Cod Almighty | Diary
I'm gonna pop a wheelie now
10 May 2016
Your original/regular Diary watched Sunday's match at Braintree on telly in the pub. I was with Mardy Diary. We were borderline delirious. Town played well, never gave up, and fully deserved the win. And yet, when we looked around, we were surprised to see that the other fans in the room didn't seem to share our excitement. It was almost as if they were watching a different game. And then it turned out that they were. The other screen was showing Spurs v Southampton in the Premier League.
But the same thing happened when we looked at Twitter to see what other Town fans were saying. They weren't watching Spurs v Southampton – but they might as well have been.
At half time, Mardy and I were feeling pretty chipper. The switch to 4-3-3 had actually worked. The first ten minutes aside, it seemed to us, the Mariners had dominated the match and mostly used their possession well, chipping away at the Conference's toughest defence, and creating chances. Carry on like that and it would be just a matter of time until we scored.
Murdering 'em 0-0 #gtfc
— Cod Almighty (@codalmighty) May 8, 2016
We were about the only people who thought so. Every other Town fan on Twitter seemed beyond fury. Not only should Paul Hurst have been sacked before the second half kicked off: every supporter who had ever defended him should have been eviscerated over hot coals and their pets used as pigeon feed. To look back now, you wouldn't know it – you know that old saying: many a word tweeted in anger is hastily deleted when you realise you've made a bit of a tit of yourself. But to us, it was astonishing. There are always different perspectives, but I'd never witnessed so stark and dramatic a discrepancy between my understanding of a match and the way it was being seen by other people.

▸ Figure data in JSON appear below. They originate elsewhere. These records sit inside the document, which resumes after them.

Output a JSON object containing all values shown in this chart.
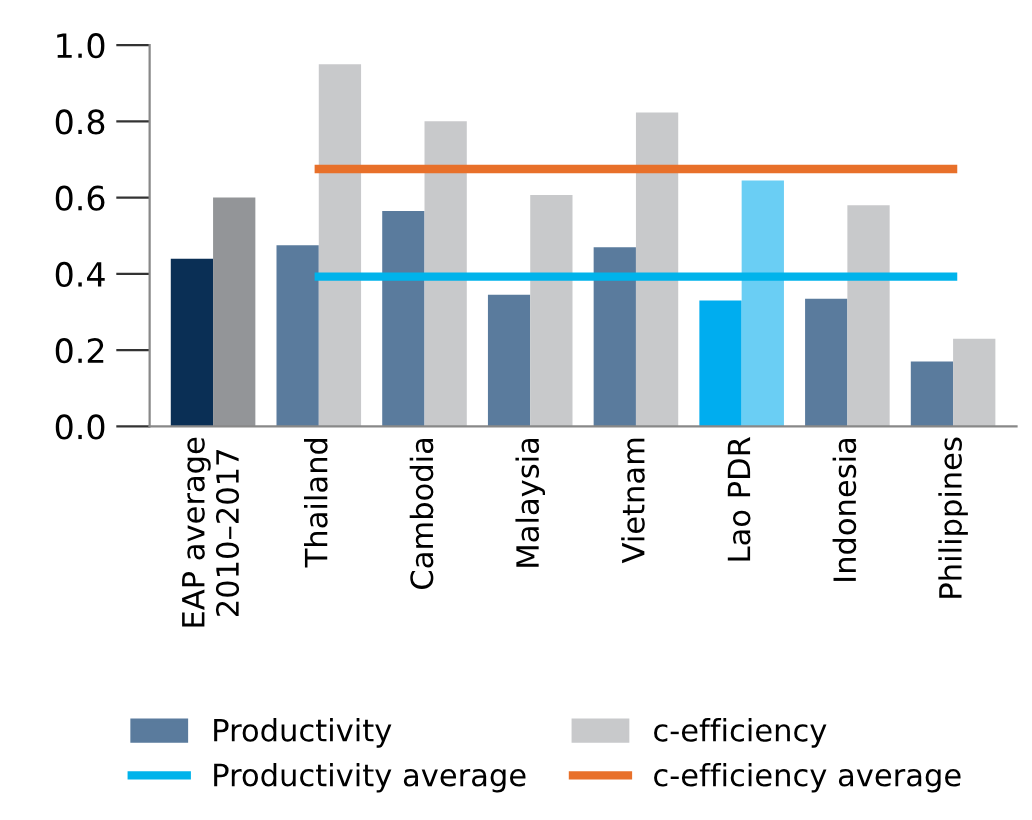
{
  "chart_data": {
    "type": "bar",
    "categories": [
      "EAP average\n2010–2017",
      "Thailand",
      "Cambodia",
      "Malaysia",
      "Vietnam",
      "Lao PDR",
      "Indonesia",
      "Philippines"
    ],
    "series": [
      {
        "name": "Productivity",
        "color": "#5a7b9d",
        "colors": [
          "#0a2f55",
          "#5a7b9d",
          "#5a7b9d",
          "#5a7b9d",
          "#5a7b9d",
          "#00adef",
          "#5a7b9d",
          "#5a7b9d"
        ],
        "values": [
          0.44,
          0.475,
          0.565,
          0.345,
          0.47,
          0.33,
          0.335,
          0.17
        ]
      },
      {
        "name": "c-efficiency",
        "color": "#c8c9cb",
        "colors": [
          "#939598",
          "#c8c9cb",
          "#c8c9cb",
          "#c8c9cb",
          "#c8c9cb",
          "#6acef4",
          "#c8c9cb",
          "#c8c9cb"
        ],
        "values": [
          0.6,
          0.95,
          0.8,
          0.607,
          0.823,
          0.645,
          0.58,
          0.23
        ]
      },
      {
        "name": "Productivity average",
        "type": "line",
        "color": "#00b3eb",
        "values": [
          null,
          0.393,
          0.393,
          0.393,
          0.393,
          0.393,
          0.393,
          0.393
        ]
      },
      {
        "name": "c-efficiency average",
        "type": "line",
        "color": "#e8702a",
        "values": [
          null,
          0.675,
          0.675,
          0.675,
          0.675,
          0.675,
          0.675,
          0.675
        ]
      }
    ],
    "ylim": [
      0,
      1.0
    ],
    "yticks": [
      {
        "value": 0,
        "label": "0.0"
      },
      0.2,
      0.4,
      0.6,
      0.8,
      {
        "value": 1.0,
        "label": "1.0"
      }
    ],
    "grid": false,
    "legend": "bottom"
  }
}
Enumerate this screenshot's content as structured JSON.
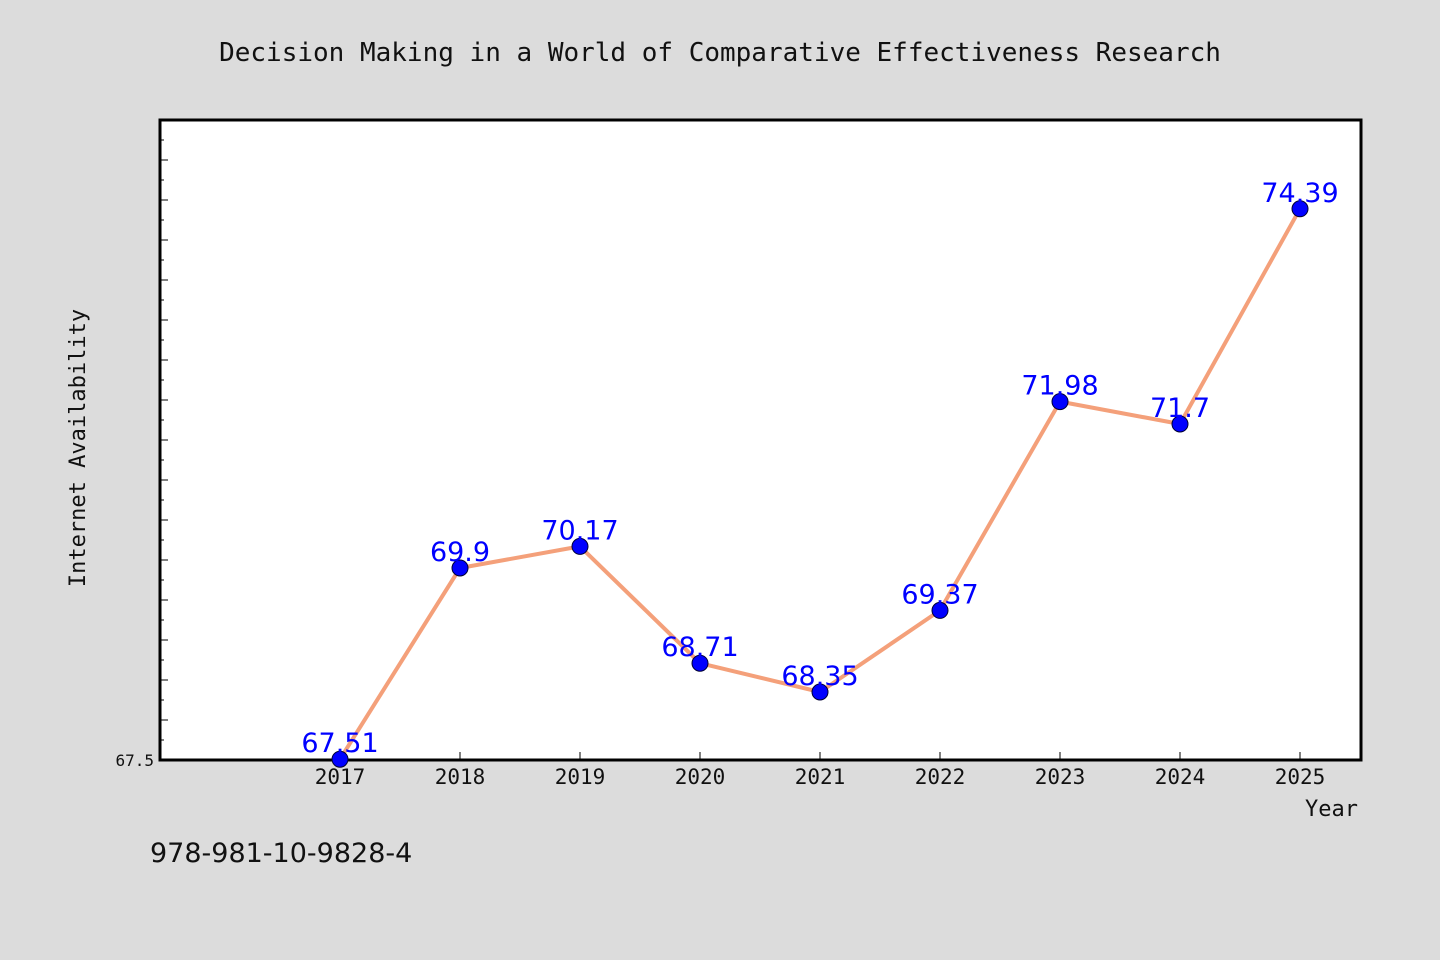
{
  "chart_data": {
    "type": "line",
    "title": "Decision Making in a World of Comparative Effectiveness Research",
    "xlabel": "Year",
    "ylabel": "Internet Availability",
    "categories": [
      "2017",
      "2018",
      "2019",
      "2020",
      "2021",
      "2022",
      "2023",
      "2024",
      "2025"
    ],
    "series": [
      {
        "values": [
          67.51,
          69.9,
          70.17,
          68.71,
          68.35,
          69.37,
          71.98,
          71.7,
          74.39
        ],
        "labels": [
          "67.51",
          "69.9",
          "70.17",
          "68.71",
          "68.35",
          "69.37",
          "71.98",
          "71.7",
          "74.39"
        ],
        "line_color": "#f4a07a",
        "marker_color": "#0000ff"
      }
    ],
    "ylim": [
      67.5,
      75.5
    ],
    "ytick_label": "67.5",
    "grid": false
  },
  "footnote": "978-981-10-9828-4"
}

I guess there were potentially distorting influences on both sides. If Town didn't score, then we wouldn't get promoted, which would have been a shame. We all want Town to get promoted. Perhaps some people want it so much that they go a bit mad. And perhaps this changes the way you see things. Black becomes white, white becomes black, and a strong but goalless first half becomes the opening of the Hellmouth.
Mardy and I may not have been entirely objective either. His default mindset vis-a-vis the Mariners is perhaps best characterised as one of militantly contrarian optimism. Let's face it: Grimbarians are a set of resolutely miserable bastards regardless of whether misery is warranted. Mardy's mission in life (and here's the irony in his nickname) is to defy the reflex pessimism in his genes and present the other possibility whenever possible – that the world might not, after all, be about to consumed in blazing brimstone if the ball goes out of play from Toto's clearance.
So perhaps I was soaking up a little of Mardy's positivity and seeing the game in a slightly better light than a neutral might have. Or perhaps I was just soaking up a bit too much strong beer. It was a hot day.
I know what you're thinking here – you're thinking, hey, original/regular Diary, you're being hard on yourself now. You turned out to be right. Your determination to be fair here reflects beautifully on you as a human being. But give yourself a break. You're thinking that, but I couldn't possibly comment. It's not that all my impressions were correct. I was surprised to see, when uploading Tony Butcher's match report last night, that there were only 15 minutes left when Podge levelled the tie. It seemed far more comfortable than that. I'd have guessed 20 or so.
So it's clearly not just that I'm right and the rest of you are idiots. And even if that were true, I wouldn't believe it. The main thing is we're all Town. We're off to Wembley and we're all Town. We've sold 7,000 tickets in the first day of sales. Dean Walling from Lincoln thinks Forest Green's wealth has "made the wage structure a bit skewered". And if we do beat them on Sunday, Paul Hurst is 1/4 favourite to fill this week's managerial vacancy at Notts County. So everyone will be happy. See you in north-west London, comrades.